To investigate whether this skew distribution extends to documents that are returned in response to queries, we examined more than 1.9 million ranked queries on a collection of around 1.6 million documents. The queries were taken from the Excite 1997 and 1999 query logs after removing any queries that contained terms that were deemed to be offensive, while the collection used was the TREC WT10g collection (described in Table 2.3, page 19).
For each query, we evaluated the similarity of the query to the documents in the collection using the Okapi BM25 formulation described in Section 2.6.2 (page 30), and counted the number of times each document appeared in the top n documents of any query (we used n = 10, n = 100, and n = 1, 000). We refer to this count as the access count of each document.
A plot of the document access counts for the query set is shown in Figure 3.1. On the y-axis, the graph shows the access count (the frequency with which the document appeared in the top n results). On the x-axis, the documents are organised by decreasing rank of frequency so that the most-frequently retrieved document (with the highest access count) is shown at 0 and the least-frequently retrieved (with the lowest access count) at 1.6 million.
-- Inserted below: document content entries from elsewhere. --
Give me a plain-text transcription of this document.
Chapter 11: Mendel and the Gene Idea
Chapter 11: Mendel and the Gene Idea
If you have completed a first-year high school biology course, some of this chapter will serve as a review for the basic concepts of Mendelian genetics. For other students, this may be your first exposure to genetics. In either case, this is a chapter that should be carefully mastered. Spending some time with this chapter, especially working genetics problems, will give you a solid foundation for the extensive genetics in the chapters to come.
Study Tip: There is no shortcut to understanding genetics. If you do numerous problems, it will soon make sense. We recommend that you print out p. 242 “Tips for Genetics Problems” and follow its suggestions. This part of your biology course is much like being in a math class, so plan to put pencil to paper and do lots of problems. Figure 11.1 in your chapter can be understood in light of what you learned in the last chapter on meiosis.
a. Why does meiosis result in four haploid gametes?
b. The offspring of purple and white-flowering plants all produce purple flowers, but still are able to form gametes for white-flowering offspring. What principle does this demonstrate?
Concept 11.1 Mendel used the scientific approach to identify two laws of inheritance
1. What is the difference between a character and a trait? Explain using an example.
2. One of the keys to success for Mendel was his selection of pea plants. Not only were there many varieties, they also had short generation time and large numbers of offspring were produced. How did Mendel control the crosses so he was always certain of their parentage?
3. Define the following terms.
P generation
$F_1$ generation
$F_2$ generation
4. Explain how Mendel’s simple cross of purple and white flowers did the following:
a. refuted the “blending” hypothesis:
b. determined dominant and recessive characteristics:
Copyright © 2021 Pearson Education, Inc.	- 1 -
0 500000 1000000 1500000 Documents 0 10 100 1000 10000 Access Count
Figure 3.2: A plot showing the number of times each document in the WT10g collection is ranked in the top 1,000 responses for around 1.9 million Excite queries. Points on the line are documents that have been judged as relevant for any of the TREC-9 queries used in our experiments.
Not surprisingly, Figure 3.1 shows that a small fraction of the documents in the collection are frequently ranked highly in response to the queries. At n = 1, 000, the most frequently accessed document (TREC document WTX030-B33-366) has an access count of 76,740, that is, it appears in the top 1,000 results for around 4% of the queries. Further, the 10% most frequently accessed documents account for almost 40% of all accesses.
Many documents in the collection are accessed infrequently or not at all. For example, even for n = 1, 000, 13% of the documents in the collection were accessed by 100 queries or less, that is, by less than 0.005% of queries, while 1.8% of the collection is not accessed at all. With smaller values of n, these effects are more pronounced: for n = 10, almost 40% of the collection is not accessed, and for n = 100 around 8% of documents are never retrieved. The line plotted in Figure 3.2 does not show all documents from the collection. Instead, we have only shown the 2,605 documents that have been judged as relevant to any of the fifty TREC-9 queries that are used to compare the behaviour of web retrieval techniques; the TREC framework and queries are discussed in Section 2.2.4 (page 18). This plot illustrates
that documents that have been judged as relevant to user information needs are also those with high access counts: around 39% of the relevant documents are in the 10% of those with highest access counts. Only 7% of the relevant documents are in the half of the collection with the lowest access counts. Note that due to the pooling technique used to judge relevant documents in the TREC environment, a total of 59,720 unique documents are judged over the 50 topics, with the rest of the collection unjudged.
We conclude from this initial investigation that document accesses are highly skew when averaged over a large number of queries. In addition, we empirically observed that there is a correlation between the access count of a document and its likelihood of being relevant to the user. With this motivation, we propose access-ordered indexes in the next section.